Моё лицо белеет, и я отворачиваюсь от её неприязненного взгляда.
– Пойдём, – шепчу я Даре. Сейчас она так раздулась, что стала в два раза больше своего обычного размера. Она любит играть.
Меня наполняет тяжесть. Я качаю головой и убегаю в сторону нашего коридора. У Дары нет выбора, кроме как последовать за мной. Никто из слуг не останавливает меня на бегу; они опускают глаза и отходят в сторону, пропуская меня.
Я смутно припоминаю то время, когда слуги смотрели мне в глаза. Когда мама и папа не отгораживались от меня, как сейчас. Но это было до того случая. Долгое время я почти не думала о нём, но недавно, после того как я подслушала разговор Кендры и другой служанки, он снова всплыл в моей памяти.
Мне было всего шесть лет, я играла в прятки в лесу в нашем поместье с соседской девочкой, Розой, которая была одного со мной возраста. Я помню только, что заснула там, где пряталась. Дара заверила меня, что приглядит за девочкой и не позволит ей найти меня, что уведёт Розу подальше, глубоко в лес. Когда я проснулась, уже наступила ночь и по лесу рассыпались люди, вышедшие на наши поиски. Я благополучно вернулась домой – в отличие от Розы.

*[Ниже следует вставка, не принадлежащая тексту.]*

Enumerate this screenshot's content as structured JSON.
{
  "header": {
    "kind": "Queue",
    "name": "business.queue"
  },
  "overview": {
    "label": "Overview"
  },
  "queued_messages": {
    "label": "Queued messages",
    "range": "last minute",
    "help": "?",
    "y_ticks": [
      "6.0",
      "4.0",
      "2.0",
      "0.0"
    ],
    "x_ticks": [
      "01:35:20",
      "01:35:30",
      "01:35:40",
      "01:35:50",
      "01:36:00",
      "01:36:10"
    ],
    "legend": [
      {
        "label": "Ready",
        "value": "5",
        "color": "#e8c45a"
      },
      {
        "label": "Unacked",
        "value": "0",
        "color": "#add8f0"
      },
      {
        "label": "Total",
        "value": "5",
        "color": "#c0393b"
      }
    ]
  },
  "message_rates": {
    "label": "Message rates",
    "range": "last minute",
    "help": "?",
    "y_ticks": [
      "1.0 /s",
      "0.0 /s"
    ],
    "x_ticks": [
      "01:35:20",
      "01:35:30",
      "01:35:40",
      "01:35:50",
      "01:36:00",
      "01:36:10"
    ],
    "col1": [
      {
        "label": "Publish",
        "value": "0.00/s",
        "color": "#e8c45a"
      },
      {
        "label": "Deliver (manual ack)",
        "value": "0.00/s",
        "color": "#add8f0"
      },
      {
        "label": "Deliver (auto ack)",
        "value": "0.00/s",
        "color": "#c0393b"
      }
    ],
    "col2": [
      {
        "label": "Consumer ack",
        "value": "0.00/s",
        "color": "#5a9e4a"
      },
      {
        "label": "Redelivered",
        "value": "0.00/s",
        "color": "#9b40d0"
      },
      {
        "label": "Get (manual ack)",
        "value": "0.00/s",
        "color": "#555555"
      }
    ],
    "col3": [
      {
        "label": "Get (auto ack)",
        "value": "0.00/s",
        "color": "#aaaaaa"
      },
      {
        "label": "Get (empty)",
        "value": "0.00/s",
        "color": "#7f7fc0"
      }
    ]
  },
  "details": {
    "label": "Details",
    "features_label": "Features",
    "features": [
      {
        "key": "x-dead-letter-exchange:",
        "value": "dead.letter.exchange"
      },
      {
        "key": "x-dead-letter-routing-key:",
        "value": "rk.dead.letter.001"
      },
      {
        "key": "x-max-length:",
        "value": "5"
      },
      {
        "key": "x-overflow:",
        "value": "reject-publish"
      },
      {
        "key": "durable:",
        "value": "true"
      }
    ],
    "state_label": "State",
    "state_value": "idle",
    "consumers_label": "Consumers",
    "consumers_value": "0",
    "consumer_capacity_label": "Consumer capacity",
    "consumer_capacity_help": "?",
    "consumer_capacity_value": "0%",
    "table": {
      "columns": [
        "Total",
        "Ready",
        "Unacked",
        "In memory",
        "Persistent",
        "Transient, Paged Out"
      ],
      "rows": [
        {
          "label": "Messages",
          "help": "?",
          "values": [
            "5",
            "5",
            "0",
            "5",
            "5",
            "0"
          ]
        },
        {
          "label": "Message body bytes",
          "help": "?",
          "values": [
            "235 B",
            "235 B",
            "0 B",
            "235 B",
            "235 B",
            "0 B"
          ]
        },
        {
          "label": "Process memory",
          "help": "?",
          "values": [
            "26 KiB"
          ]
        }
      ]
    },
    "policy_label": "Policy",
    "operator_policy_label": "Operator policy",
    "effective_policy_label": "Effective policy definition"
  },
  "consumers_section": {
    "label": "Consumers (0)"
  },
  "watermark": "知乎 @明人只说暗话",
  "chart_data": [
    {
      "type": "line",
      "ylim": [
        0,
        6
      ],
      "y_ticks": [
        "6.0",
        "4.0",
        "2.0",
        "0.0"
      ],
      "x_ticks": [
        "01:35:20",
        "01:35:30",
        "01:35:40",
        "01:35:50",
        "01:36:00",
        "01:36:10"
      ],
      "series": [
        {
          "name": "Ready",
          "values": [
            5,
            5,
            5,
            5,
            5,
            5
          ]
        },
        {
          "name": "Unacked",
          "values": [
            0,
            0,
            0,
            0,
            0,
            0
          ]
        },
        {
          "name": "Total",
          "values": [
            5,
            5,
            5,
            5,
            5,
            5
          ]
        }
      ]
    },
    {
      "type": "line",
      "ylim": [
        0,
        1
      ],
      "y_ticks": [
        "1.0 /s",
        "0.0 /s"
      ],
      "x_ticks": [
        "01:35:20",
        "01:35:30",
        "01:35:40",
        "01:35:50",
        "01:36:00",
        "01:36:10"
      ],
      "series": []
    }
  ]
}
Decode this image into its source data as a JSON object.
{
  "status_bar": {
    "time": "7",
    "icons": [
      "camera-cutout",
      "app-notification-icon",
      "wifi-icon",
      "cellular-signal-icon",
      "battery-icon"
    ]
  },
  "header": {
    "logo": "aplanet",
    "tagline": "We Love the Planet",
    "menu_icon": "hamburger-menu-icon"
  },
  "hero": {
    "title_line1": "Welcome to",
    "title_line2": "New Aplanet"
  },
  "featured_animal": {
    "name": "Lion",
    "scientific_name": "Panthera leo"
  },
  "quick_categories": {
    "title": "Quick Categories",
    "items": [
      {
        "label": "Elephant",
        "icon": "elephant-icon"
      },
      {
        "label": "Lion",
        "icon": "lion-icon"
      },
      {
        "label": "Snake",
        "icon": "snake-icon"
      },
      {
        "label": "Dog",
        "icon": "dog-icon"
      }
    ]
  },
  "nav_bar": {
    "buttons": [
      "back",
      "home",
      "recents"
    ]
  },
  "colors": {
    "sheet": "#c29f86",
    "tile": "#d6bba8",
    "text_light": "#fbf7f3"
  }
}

Я плакала целыми днями, клялась родителям, что Дара собиралась только увести Розу подальше от того места, где я пряталась. Но она, должно быть, забрела слишком далеко.
Позже я услышала, как родители обсуждали это: с наступлением сумерек Роза зашла очень далеко в лес и каким-то образом упала в пруд – за много миль от того места, где я видела её в последний раз. Её мать была вне себя от горя и уехала из наших краёв. С тех пор мои родители никогда не относились ко мне, как раньше. Примерно в то же время они стали говорить мне, чтобы я перестала всем подряд рассказывать про Дару, будто она настоящая.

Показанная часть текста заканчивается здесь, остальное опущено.